Brinkmann coordinates are a particular coordinate system for a spacetime belonging to the family of pp-wave metrics. They are named for Hans Brinkmann. In terms of these coordinates, the metric tensor can be written as

$ds^2 = H(u,x,y) du^2 + 2 du dv + dx^2 + dy^2$.

Note that $\partial_{v}$, the coordinate vector field dual to the covector field $dv$, is a null vector field. Indeed, geometrically speaking, it is a null geodesic congruence with vanishing optical scalars. Physically speaking, it serves as the wave vector defining the direction of propagation for the pp-wave.

The coordinate vector field $\partial_{u}$ can be spacelike, null, or timelike at a given event in the spacetime, depending upon the sign of $H(u,x,y)$ at that event. The coordinate vector fields $\partial_{x}, \partial_{y}$ are both spacelike vector fields.
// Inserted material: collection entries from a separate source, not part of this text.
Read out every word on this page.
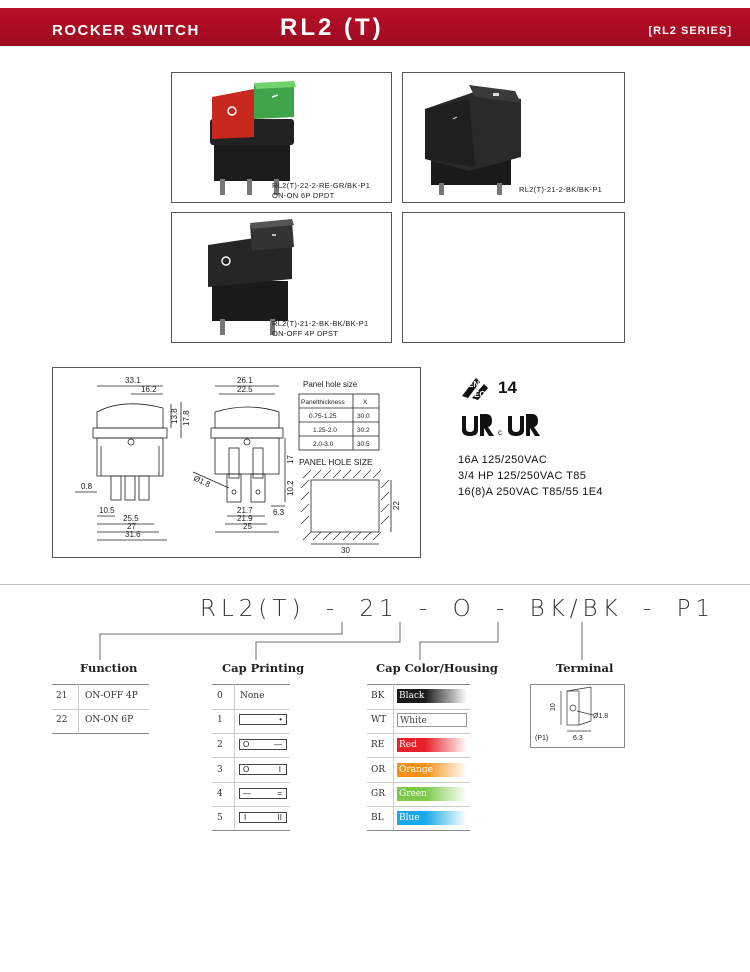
ROCKER SWITCH	RL2 (T)	[RL2 SERIES]
RL2(T)-22-2-RE-GR/BK-P1
ON-ON 6P DPDT
RL2(T)-21-2-BK/BK-P1
RL2(T)-21-2-BK-BK/BK-P1
ON-OFF 4P DPST
33.1
16.2
13.8 17.8
0.8
10.5
25.5
27
31.6
26.1
22.5
17
10.2
21.7
21.9
25
Ø1.8
6.3
Panel hole size
Panelthickness	X
0.75-1.25	30.0
1.25-2.0	30.2
2.0-3.0	30.5
PANEL HOLE SIZE
30
22
EN
EC 14
c
16A 125/250VAC
3/4 HP 125/250VAC T85
16(8)A 250VAC T85/55 1E4
RL2(T) - 21 - O - BK/BK - P1
Function
21 ON-OFF 4P
22 ON-ON 6P
Cap Printing
0 None
1	•
2	O	—
3	O	I
4	—	=
5	I	II
Cap Color/Housing
BK Black
WT	White
RE Red
OR Orange
GR Green
BL Blue
Terminal
10
Ø1.8
6.3
(P1)
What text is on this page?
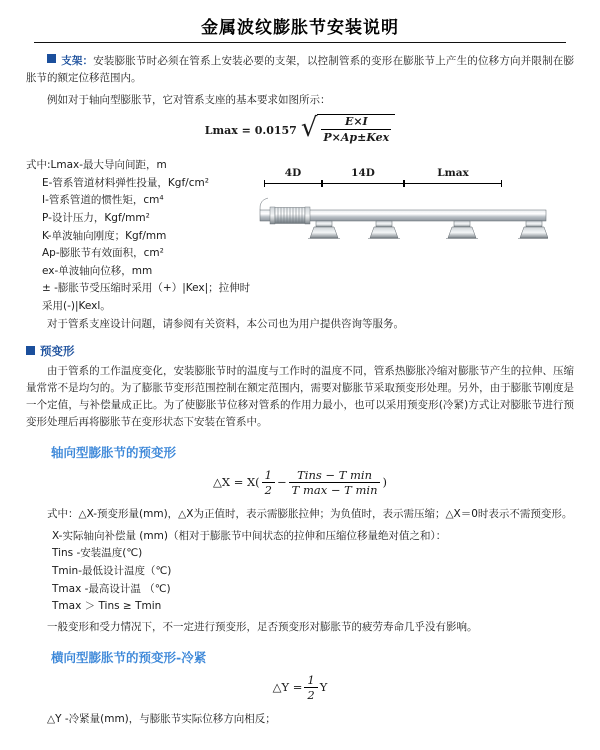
金属波纹膨胀节安装说明

支架：安装膨胀节时必须在管系上安装必要的支架，以控制管系的变形在膨胀节上产生的位移方向并限制在膨胀节的额定位移范围内。

例如对于轴向型膨胀节，它对管系支座的基本要求如图所示：

Lmax = 0.0157 √ $\frac{E\times I}{\text{P×Ap±Kex}}$
式中:Lmax-最大导向间距，m
E-管系管道材料弹性投量，Kgf/cm²
I-管系管道的惯性矩，cm⁴
P-设计压力，Kgf/mm²
K-单波轴向刚度；Kgf/mm
Ap-膨胀节有效面积，cm²
ex-单波轴向位移，mm
± -膨胀节受压缩时采用（+）|Kex|；拉伸时采用(-)|Kexl。
4D	14D	Lmax

对于管系支座设计问题，请参阅有关资料，本公司也为用户提供咨询等服务。

预变形

由于管系的工作温度变化，安装膨胀节时的温度与工作时的温度不同，管系热膨胀冷缩对膨胀节产生的拉伸、压缩量常常不是均匀的。为了膨胀节变形范围控制在额定范围内，需要对膨胀节采取预变形处理。另外，由于膨胀节刚度是一个定值，与补偿量成正比。为了使膨胀节位移对管系的作用力最小，也可以采用预变形(冷紧)方式让对膨胀节进行预变形处理后再将膨胀节在变形状态下安装在管系中。

轴向型膨胀节的预变形
△X = $X( \frac{1}{2} - \frac{\text{Tins − T min}}{\text{T max − T min}}$ )

式中：△X-预变形量(mm)，△X为正值时，表示需膨胀拉伸；为负值时，表示需压缩；△X＝0时表示不需预变形。

X-实际轴向补偿量 (mm)（相对于膨胀节中间状态的拉伸和压缩位移量绝对值之和）：
Tins -安装温度(℃)
Tmin-最低设计温度（℃)
Tmax -最高设计温 （℃)
Tmax ＞ Tins ≥ Tmin

一般变形和受力情况下，不一定进行预变形，足否预变形对膨胀节的疲劳寿命几乎没有影响。

横向型膨胀节的预变形-冷紧
△Y = $\frac{1}{2}$ Y

△Y -冷紧量(mm)，与膨胀节实际位移方向相反；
Each surface $u=u_{0}, v=v_{0}$ can be thought of as a wavefront.

In discussions of exact solutions to the Einstein field equation, many authors fail to specify the intended range of the coordinate variables $u,v,x,y$. Here we should take

$-\infty < v,x,y < \infty, u_{0} < u < u_{1}$

to allow for the possibility that the pp-wave develops a null curvature singularity.